Institutions in developing countries are under increasing pressure to adapt to the uncertain economic climate and deliver efficient public services. Organisations need a high level of dynamism to manage their human, financial and physical assets and increase their chances for success. Here we outline six challenges organisations often face when designing and implementing capacity building programmes.

Balancing expertise

Organisations are increasingly recognising the need to balance building technical skills with ‘soft’ management skills to heighten effectiveness. Public sector organisations have traditionally focused on developing technical skills but we have seen that many are now taking a more holistic and sustainable approach to capacity building. For example, there has been a distinct shift towards building leadership and management skills in the financial sector. “Financial sector organisations are investing in this model of all-round professional development, with leadership skills seen as an absolute priority,” says Ian McIsaac, training programme leader.

Contextualising learning

Furthermore, through our work developing organisations in Africa, we have observed that most training, particularly in leadership but also generally, has been developed for the private and public sectors in America and Europe and therefore must be contextualised for Africa and other developing countries. More effort is therefore needed to develop tailored capacity building programmes that are tuned to individual situations to ensure that learning is both relevant and applied in the workplace.

Institutional development

Aligning capacity building programmes with organisational structures and culture is crucial for institutions to achieve their goals. Building people skills has little value if they are not supported by sound institutional frameworks. In South Sudan, we have been helping the government and Trade Mark East Africa to transform the customs administration in order to increase revenue collection and boost trade. Combining capacity building with implementing a code of conduct, engaging stakeholders, modernising procedures and instilling a sense of pride and increasing awareness amongst employees was essential to establish a more effective and accountable organisation.

Assessing impacts

Successful institutions plan capacity building programmes around their organisational goals but how many include a detailed monitoring and evaluation framework to ensure a return on investment? We find that certain capacity building interventions can be measured easily, such as the ability to use software or savings derived from streamlining processes. Assessing the long-term impact of management training initiatives is more challenging due to the long-term nature of learning and other factors such as individuals’ prior knowledge, experience and opportunities to utilise their new skills.

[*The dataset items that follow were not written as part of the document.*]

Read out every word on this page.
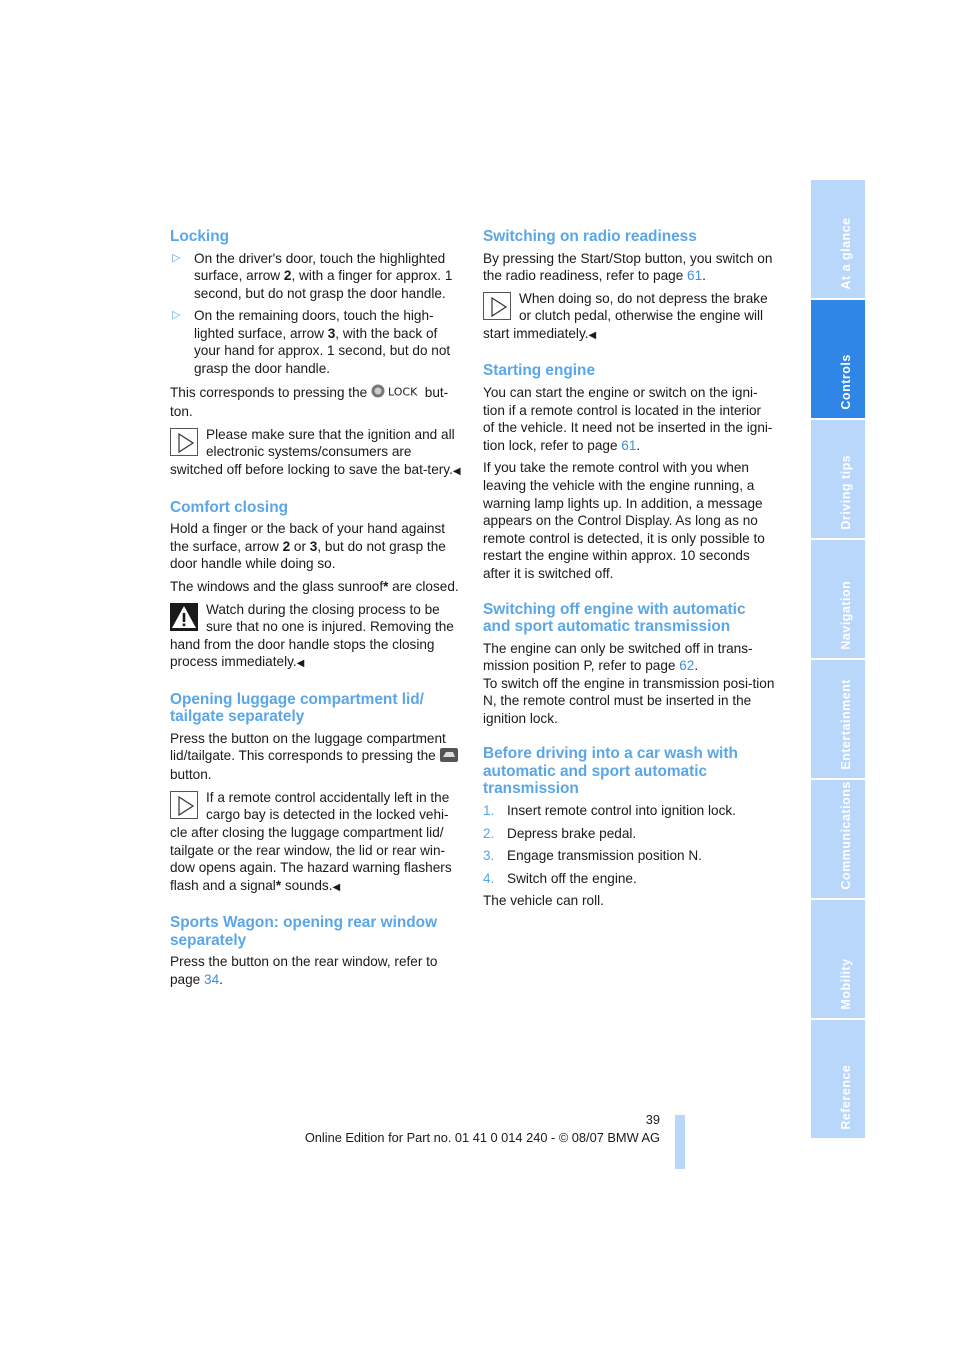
Locking
▷ On the driver's door, touch the highlighted surface, arrow 2, with a finger for approx. 1 second, but do not grasp the door handle.
▷ On the remaining doors, touch the high-lighted surface, arrow 3, with the back of your hand for approx. 1 second, but do not grasp the door handle.

This corresponds to pressing the LOCK but-ton.

Please make sure that the ignition and all electronic systems/consumers are switched off before locking to save the bat-tery.◀
Comfort closing

Hold a finger or the back of your hand against the surface, arrow 2 or 3, but do not grasp the door handle while doing so.

The windows and the glass sunroof* are closed.

Watch during the closing process to be sure that no one is injured. Removing the hand from the door handle stops the closing process immediately.◀
Opening luggage compartment lid/ tailgate separately

Press the button on the luggage compartment lid/tailgate. This corresponds to pressing the button.

If a remote control accidentally left in the cargo bay is detected in the locked vehi-cle after closing the luggage compartment lid/ tailgate or the rear window, the lid or rear win-dow opens again. The hazard warning flashers flash and a signal* sounds.◀
Sports Wagon: opening rear window separately

Press the button on the rear window, refer to page 34.

Switching on radio readiness

By pressing the Start/Stop button, you switch on the radio readiness, refer to page 61.

When doing so, do not depress the brake or clutch pedal, otherwise the engine will start immediately.◀
Starting engine

You can start the engine or switch on the igni-tion if a remote control is located in the interior of the vehicle. It need not be inserted in the igni-tion lock, refer to page 61.

If you take the remote control with you when leaving the vehicle with the engine running, a warning lamp lights up. In addition, a message appears on the Control Display. As long as no remote control is detected, it is only possible to restart the engine within approx. 10 seconds after it is switched off.

Switching off engine with automatic and sport automatic transmission

The engine can only be switched off in trans-mission position P, refer to page 62.

To switch off the engine in transmission posi-tion N, the remote control must be inserted in the ignition lock.

Before driving into a car wash with automatic and sport automatic transmission
1. Insert remote control into ignition lock.
2. Depress brake pedal.
3. Engage transmission position N.
4. Switch off the engine.

The vehicle can roll.

At a glance
Controls
Driving tips
Navigation
Entertainment
Communications
Mobility
Reference
39
Online Edition for Part no. 01 41 0 014 240 - © 08/07 BMW AG
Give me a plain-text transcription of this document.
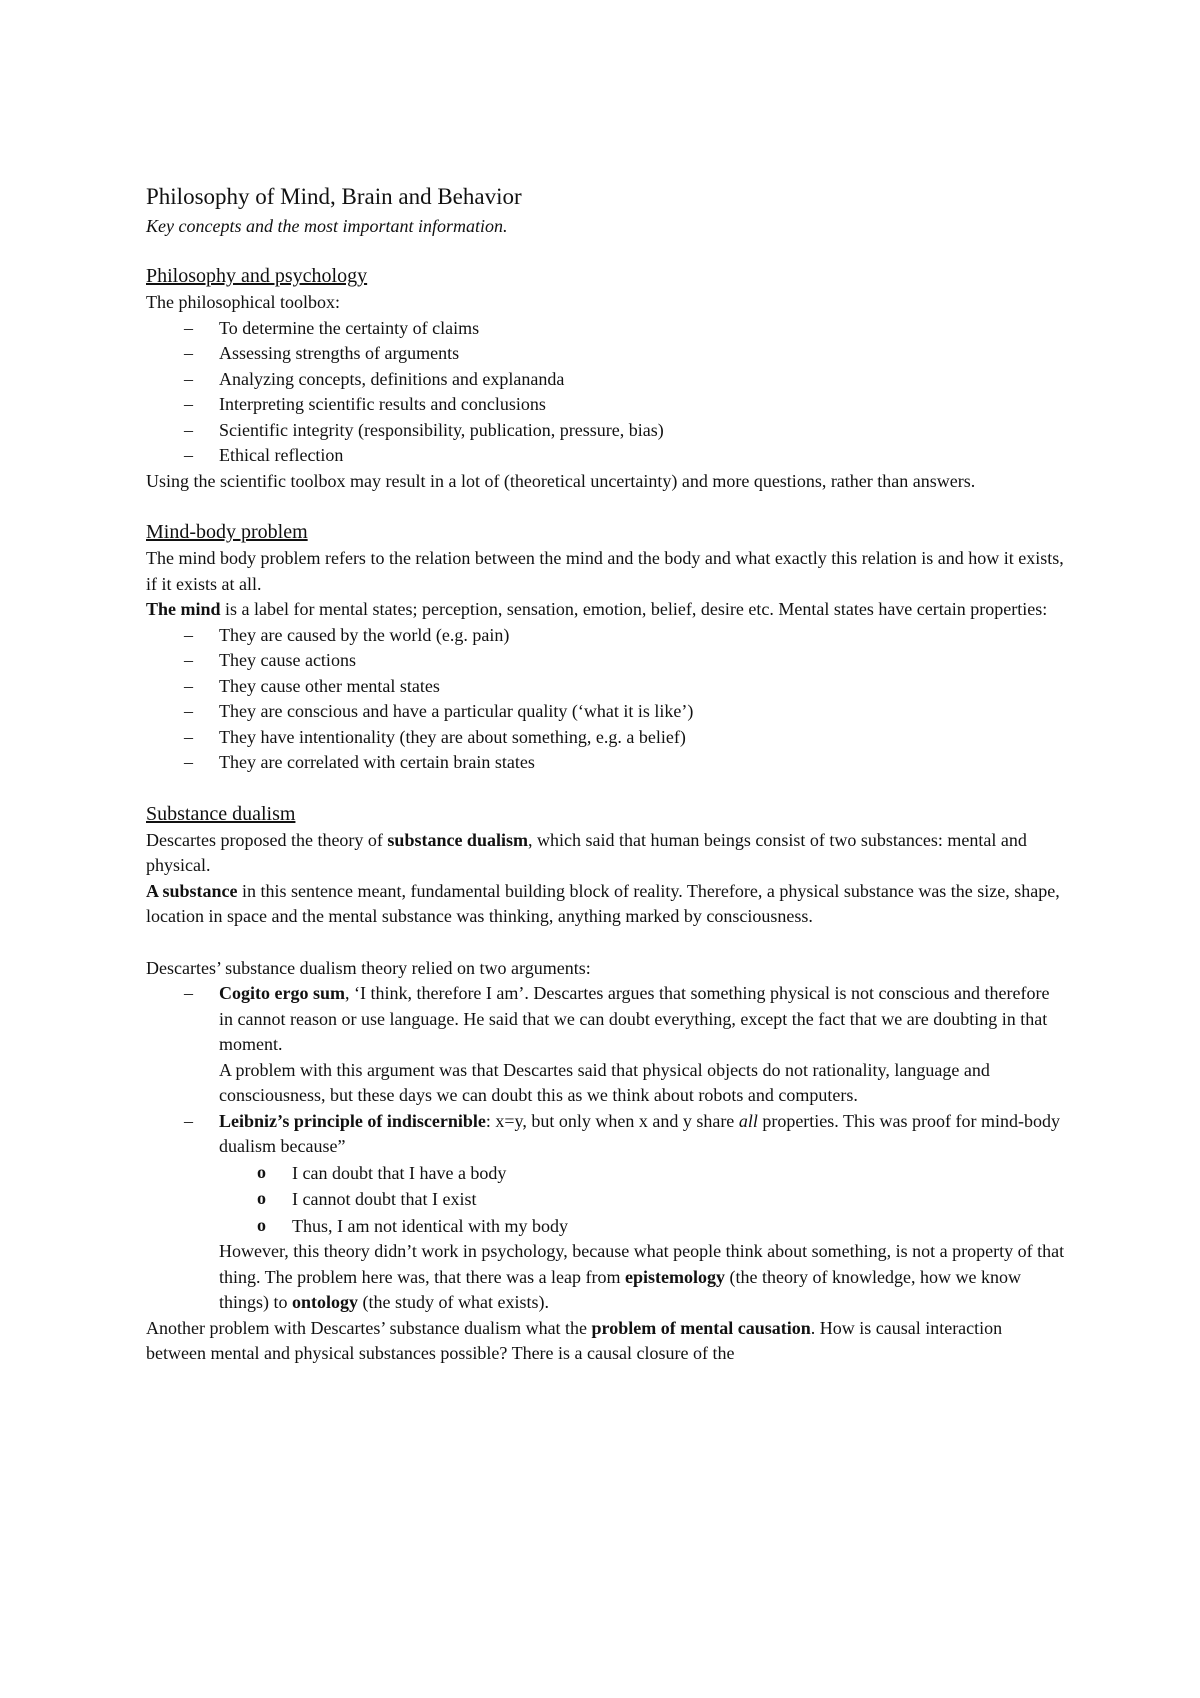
Philosophy of Mind, Brain and Behavior
Key concepts and the most important information.
Philosophy and psychology
The philosophical toolbox:
– To determine the certainty of claims
– Assessing strengths of arguments
– Analyzing concepts, definitions and explananda
– Interpreting scientific results and conclusions
– Scientific integrity (responsibility, publication, pressure, bias)
– Ethical reflection
Using the scientific toolbox may result in a lot of (theoretical uncertainty) and more questions, rather than answers.
Mind-body problem
The mind body problem refers to the relation between the mind and the body and what exactly this relation is and how it exists, if it exists at all.
The mind is a label for mental states; perception, sensation, emotion, belief, desire etc. Mental states have certain properties:
– They are caused by the world (e.g. pain)
– They cause actions
– They cause other mental states
– They are conscious and have a particular quality (‘what it is like’)
– They have intentionality (they are about something, e.g. a belief)
– They are correlated with certain brain states
Substance dualism
Descartes proposed the theory of substance dualism, which said that human beings consist of two substances: mental and physical.
A substance in this sentence meant, fundamental building block of reality. Therefore, a physical substance was the size, shape, location in space and the mental substance was thinking, anything marked by consciousness.
Descartes’ substance dualism theory relied on two arguments:
– Cogito ergo sum, ‘I think, therefore I am’. Descartes argues that something physical is not conscious and therefore in cannot reason or use language. He said that we can doubt everything, except the fact that we are doubting in that moment.
A problem with this argument was that Descartes said that physical objects do not rationality, language and consciousness, but these days we can doubt this as we think about robots and computers.
– Leibniz’s principle of indiscernible: x=y, but only when x and y share all properties. This was proof for mind-body dualism because”
o I can doubt that I have a body
o I cannot doubt that I exist
o Thus, I am not identical with my body
However, this theory didn’t work in psychology, because what people think about something, is not a property of that thing. The problem here was, that there was a leap from epistemology (the theory of knowledge, how we know things) to ontology (the study of what exists).
Another problem with Descartes’ substance dualism what the problem of mental causation. How is causal interaction between mental and physical substances possible? There is a causal closure of the
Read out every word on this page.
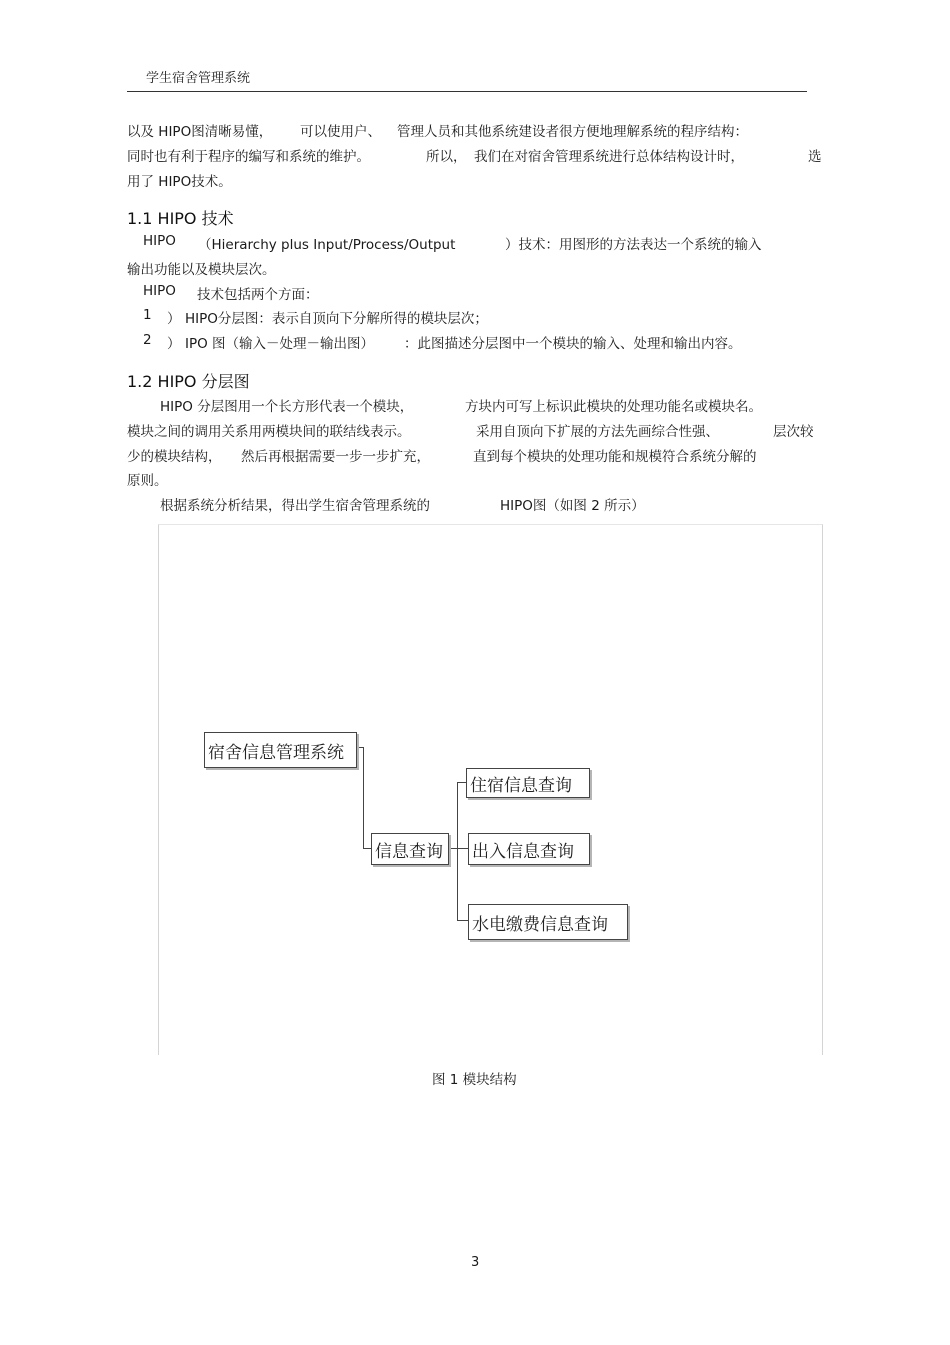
学生宿舍管理系统
以及 HIPO图清晰易懂， 可以使用户、 管理人员和其他系统建设者很方便地理解系统的程序结构：
同时也有利于程序的编写和系统的维护。	所以， 我们在对宿舍管理系统进行总体结构设计时，	选
用了 HIPO技术。
1.1 HIPO 技术
HIPO （Hierarchy plus Input/Process/Output	）技术：用图形的方法表达一个系统的输入
输出功能以及模块层次。
HIPO 技术包括两个方面：
1 ） HIPO分层图：表示自顶向下分解所得的模块层次；
2 ） IPO 图（输入－处理－输出图） ：此图描述分层图中一个模块的输入、处理和输出内容。
1.2 HIPO 分层图
HIPO 分层图用一个长方形代表一个模块，	方块内可写上标识此模块的处理功能名或模块名。
模块之间的调用关系用两模块间的联结线表示。	采用自顶向下扩展的方法先画综合性强、	层次较
少的模块结构， 然后再根据需要一步一步扩充，	直到每个模块的处理功能和规模符合系统分解的
原则。
根据系统分析结果，得出学生宿舍管理系统的	HIPO图（如图 2 所示）
宿舍信息管理系统
信息查询
住宿信息查询
出入信息查询
水电缴费信息查询
图 1 模块结构
3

Keeping up with technological advancements

Developments in IT, smart phones, tablet computers and other devices call for an on-going rethink on how emerging technologies can help organisations to move forward. Ten years ago, people did not have computing devices in their pockets, while today millions of unbanked consumers in Africa have leapfrogged to mobile banking bypassing the traditional modes of service. Can technology facilitate effective capacity building and can capacity building help organisations to drive value from technology? The best capacity building programmes do both.

Diversifying the workforce

The value of diversity is increasingly recognised by forward-thinking organisations. A World Bank study has revealed that eliminating all forms of discrimination against women could improve productivity per worker by up to 40%. The banking industry in Nigeria is one example of a sector that aims for 40% of senior management and 30% of board level positions to be occupied by women by 2014. One final challenge is to ask whether your capacity building programmes are helping to build a diverse and strong workforce?